The research was conducted by Phillip Abbosh, MD, PhD, assistant professor in the Molecular Therapeutics Program and member of the Kidney, Bladder and Prostate Cancer Translational Research Disease Group at Fox Chase. Abbosh anticipates his research will lead to improved responses to chemotherapy, which could lead to fewer bladder cancer patients requiring a cystectomy as part of their routine care.
“This work could help us understand several previously unrecognized mechanisms contributing to chemotherapy response in bladder cancer, namely activity of the immune system during response and bacteria that may promote or hamper response,” Abbosh said.
Current standard of care for patients with Stage 2 and 3 bladder cancer often necessitates the removal of the bladder despite 30 percent to 40 percent of patients undergoing surgery having a complete response, meaning they had no tumors in the bladder at the time of surgery.
There is currently no reliable method to identify patients who will respond, or have responded, to chemotherapy. As a urologic oncologist and researcher, Abbosh seeks to gain a better understanding of the disparities in patients’ responses to chemotherapy in order to significantly change their treatment protocol and potentially avoid complicated surgery.
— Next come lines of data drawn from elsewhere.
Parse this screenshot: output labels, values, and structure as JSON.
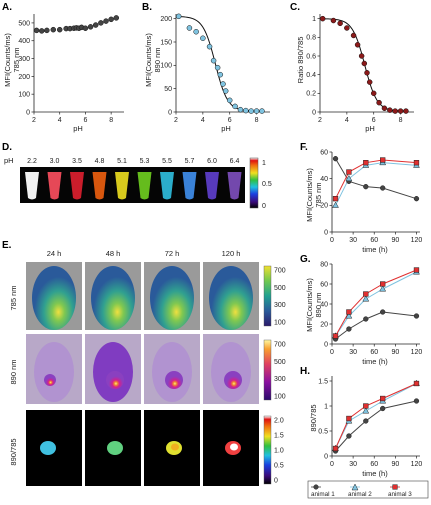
{
  "panels": {
    "A": {
      "label": "A.",
      "ylabel": [
        "MFI(Counts/ms)",
        "785 nm"
      ],
      "xlabel": "pH"
    },
    "B": {
      "label": "B.",
      "ylabel": [
        "MFI(Counts/ms)",
        "890 nm"
      ],
      "xlabel": "pH"
    },
    "C": {
      "label": "C.",
      "ylabel": [
        "Ratio 890/785"
      ],
      "xlabel": "pH"
    },
    "D": {
      "label": "D.",
      "row_label": "pH",
      "ph_values": [
        "2.2",
        "3.0",
        "3.5",
        "4.8",
        "5.1",
        "5.3",
        "5.5",
        "5.7",
        "6.0",
        "6.4"
      ],
      "colorbar_ticks": [
        "1",
        "0.5",
        "0"
      ]
    },
    "E": {
      "label": "E.",
      "time_labels": [
        "24 h",
        "48 h",
        "72 h",
        "120 h"
      ],
      "row_labels": [
        "785 nm",
        "890 nm",
        "890/785"
      ],
      "cb785": [
        "700",
        "500",
        "300",
        "100"
      ],
      "cb890": [
        "700",
        "500",
        "300",
        "100"
      ],
      "cbratio": [
        "2.0",
        "1.5",
        "1.0",
        "0.5",
        "0"
      ]
    },
    "F": {
      "label": "F.",
      "ylabel": [
        "MFI(Counts/ms)",
        "785 nm"
      ],
      "xlabel": "time (h)"
    },
    "G": {
      "label": "G.",
      "ylabel": [
        "MFI(Counts/ms)",
        "890 nm"
      ],
      "xlabel": "time (h)"
    },
    "H": {
      "label": "H.",
      "ylabel": [
        "890/785"
      ],
      "xlabel": "time (h)"
    }
  },
  "legend": {
    "animal1": "animal 1",
    "animal2": "animal 2",
    "animal3": "animal 3"
  },
  "colors": {
    "marker_black": "#444444",
    "marker_blue": "#7fc3e0",
    "marker_red": "#e03030",
    "marker_darkred": "#8b1a1a"
  },
  "chart_data": [
    {
      "id": "A",
      "type": "scatter",
      "xlabel": "pH",
      "ylabel": "MFI(Counts/ms) 785 nm",
      "xlim": [
        2,
        9
      ],
      "ylim": [
        0,
        550
      ],
      "xticks": [
        2,
        4,
        6,
        8
      ],
      "yticks": [
        0,
        100,
        200,
        300,
        400,
        500
      ],
      "x": [
        2.2,
        2.6,
        3.0,
        3.5,
        4.0,
        4.5,
        4.8,
        5.1,
        5.3,
        5.5,
        5.7,
        6.0,
        6.4,
        6.8,
        7.2,
        7.6,
        8.0,
        8.4
      ],
      "y": [
        458,
        455,
        458,
        462,
        462,
        468,
        468,
        470,
        472,
        470,
        475,
        470,
        478,
        488,
        500,
        510,
        520,
        528
      ]
    },
    {
      "id": "B",
      "type": "scatter",
      "xlabel": "pH",
      "ylabel": "MFI(Counts/ms) 890 nm",
      "xlim": [
        2,
        9
      ],
      "ylim": [
        0,
        210
      ],
      "xticks": [
        2,
        4,
        6,
        8
      ],
      "yticks": [
        0,
        50,
        100,
        150,
        200
      ],
      "x": [
        2.2,
        3.0,
        3.5,
        4.0,
        4.5,
        4.8,
        5.1,
        5.3,
        5.5,
        5.7,
        6.0,
        6.4,
        6.8,
        7.2,
        7.6,
        8.0,
        8.4
      ],
      "y": [
        205,
        180,
        172,
        158,
        140,
        110,
        95,
        80,
        60,
        45,
        25,
        12,
        5,
        3,
        2,
        2,
        2
      ],
      "fit": "sigmoid"
    },
    {
      "id": "C",
      "type": "scatter",
      "xlabel": "pH",
      "ylabel": "Ratio 890/785",
      "xlim": [
        2,
        9
      ],
      "ylim": [
        0,
        1.05
      ],
      "xticks": [
        2,
        4,
        6,
        8
      ],
      "yticks": [
        0,
        0.2,
        0.4,
        0.6,
        0.8,
        1.0
      ],
      "x": [
        2.2,
        3.0,
        3.5,
        4.0,
        4.5,
        4.8,
        5.1,
        5.3,
        5.5,
        5.7,
        6.0,
        6.4,
        6.8,
        7.2,
        7.6,
        8.0,
        8.4
      ],
      "y": [
        1.0,
        0.98,
        0.95,
        0.9,
        0.82,
        0.72,
        0.6,
        0.52,
        0.42,
        0.32,
        0.2,
        0.1,
        0.04,
        0.02,
        0.01,
        0.01,
        0.01
      ],
      "fit": "sigmoid"
    },
    {
      "id": "F",
      "type": "line",
      "xlabel": "time (h)",
      "ylabel": "MFI(Counts/ms) 785 nm",
      "xlim": [
        0,
        125
      ],
      "ylim": [
        0,
        60
      ],
      "xticks": [
        0,
        30,
        60,
        90,
        120
      ],
      "yticks": [
        0,
        20,
        40,
        60
      ],
      "x": [
        5,
        24,
        48,
        72,
        120
      ],
      "series": [
        {
          "name": "animal 1",
          "values": [
            55,
            38,
            34,
            33,
            25
          ]
        },
        {
          "name": "animal 2",
          "values": [
            20,
            40,
            50,
            52,
            50
          ]
        },
        {
          "name": "animal 3",
          "values": [
            25,
            45,
            52,
            54,
            52
          ]
        }
      ]
    },
    {
      "id": "G",
      "type": "line",
      "xlabel": "time (h)",
      "ylabel": "MFI(Counts/ms) 890 nm",
      "xlim": [
        0,
        125
      ],
      "ylim": [
        0,
        80
      ],
      "xticks": [
        0,
        30,
        60,
        90,
        120
      ],
      "yticks": [
        0,
        20,
        40,
        60,
        80
      ],
      "x": [
        5,
        24,
        48,
        72,
        120
      ],
      "series": [
        {
          "name": "animal 1",
          "values": [
            5,
            15,
            25,
            32,
            28
          ]
        },
        {
          "name": "animal 2",
          "values": [
            8,
            28,
            45,
            55,
            72
          ]
        },
        {
          "name": "animal 3",
          "values": [
            8,
            32,
            50,
            60,
            74
          ]
        }
      ]
    },
    {
      "id": "H",
      "type": "line",
      "xlabel": "time (h)",
      "ylabel": "890/785",
      "xlim": [
        0,
        125
      ],
      "ylim": [
        0,
        1.6
      ],
      "xticks": [
        0,
        30,
        60,
        90,
        120
      ],
      "yticks": [
        0,
        0.5,
        1.0,
        1.5
      ],
      "x": [
        5,
        24,
        48,
        72,
        120
      ],
      "series": [
        {
          "name": "animal 1",
          "values": [
            0.1,
            0.4,
            0.7,
            0.95,
            1.1
          ]
        },
        {
          "name": "animal 2",
          "values": [
            0.15,
            0.7,
            0.9,
            1.1,
            1.45
          ]
        },
        {
          "name": "animal 3",
          "values": [
            0.15,
            0.75,
            1.0,
            1.15,
            1.45
          ]
        }
      ]
    }
  ]
}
His work as a researcher and urologic oncologist who performs cystectomies has led him to suspect the immune system is playing an integral role in regulating the efficacy of chemotherapy medications on bladder tumors.
Previous studies have shown the potential to manipulate the immune system to seek out and destroy tumors. Abbosh is optimistic that his research will lead to a better understanding of how a patient’s immune system is involved in improving the efficacy of chemotherapy used to treat bladder cancer.
Additionally, urine samples from bladder cancer patients have shown the presence of bacteria not normally found in the bladder of otherwise healthy individuals, leading Abbosh to wonder which, if any, of these bacteria are able to detoxify or potentiate chemotherapy treatments.
“If there is a correlation between the presence of certain bacterial species and response to chemotherapy, a future clinical trial could test whether adding a response-associated bacterium to the bladder enhances chemotherapy response in bladder cancer. We commonly place bacteria such as BCG into the bladder to treat bladder cancer, so there is already a strong precedent,” Abbosh said.
As the interaction between the immune system and tumors are better understood, this research could lead to the development of more targeted therapies for patients. Furthermore, by investigating the role of foreign bacteria present in the bladders of cancer patients, Abbosh and his team will seek to establish whether any of these bacteria could be used to enhance chemotherapy treatments. Both aspects of this funded project will hopefully lead to new therapeutic approaches and reduce the number of radical cystectomies for patients diagnosed with bladder cancer.